Поручик похрустел костяшками пальцев.
– Скоро начнется наступление – не до рассола будет, по себе знаю. Разговоры про выпивку и похмелье – это оттого, что мы застоялись. Честно говоря, я думал, что после взятия Казани мы на следующий день войдем дальше – красных надо бить, пока они не очухались… И как только они там, в Самаре, этого не понимают?
– Вы предполагаете, что предстоит поход?
– Я не предполагаю, я это знаю точно. Кожей чувствую.

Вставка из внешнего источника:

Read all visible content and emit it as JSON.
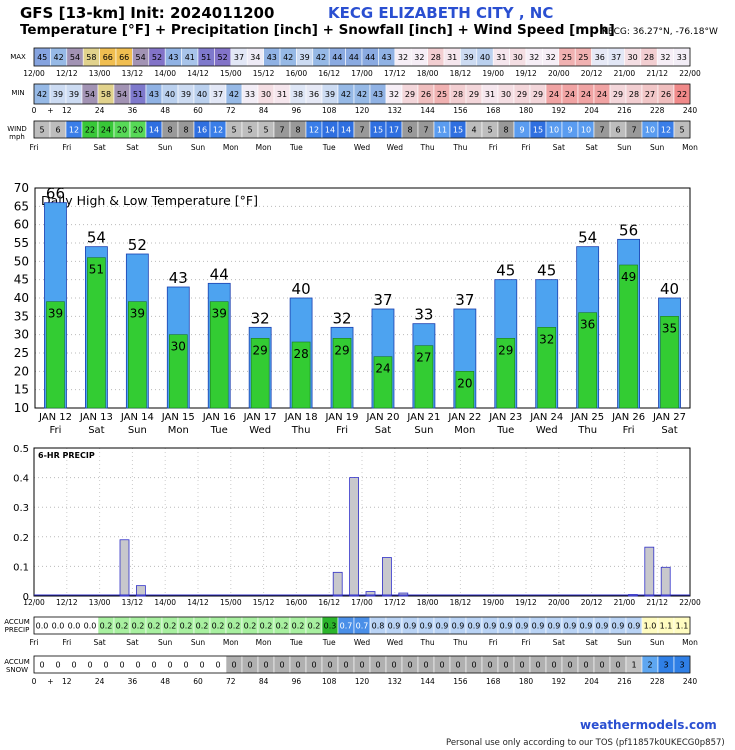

Лицо Павлова неожиданно обрадованно вытянулось, глаза вспыхнули остро, белки высветлились, сделались блестящими, он даже стал выше ростом. Трошин оглянулся. По тропке, сбивая прутиком сохлые репейные головки, к ним шла высокая красивая девушка с пшеничной косой, перекинутой на грудь. Поручик одернул на себе гимнастерку, поправил ремень.
Хотя по решению руководства Комуча и пришлось снять погоны, отсутствие их нисколько не портило офицерскую внешность Павлова. Как говорится, офицер – он и в бане офицер.
Поручик устремился навстречу девушке. На ходу еще раз одернул, загоняя складки под ремень, гимнастерку, шаг у него сделался невесомо-летящим… Варя тоже вытянулась, становясь тоньше и выше.
Трошин, сделавший было стойку, угас – здесь ему ничего не светило.
Екатеринбург напоминал прифронтовой город: затемненные улицы, окна, плотно прикрытые ставнями, тусклые газовые фонари, зажженные, чтобы экономить электричество, свет их был настолько немощен, что не дотягивал до земли, таял по пути, словно снег в теплом воздухе. Из-под каждой подворотни раздавался злобный собачий лай.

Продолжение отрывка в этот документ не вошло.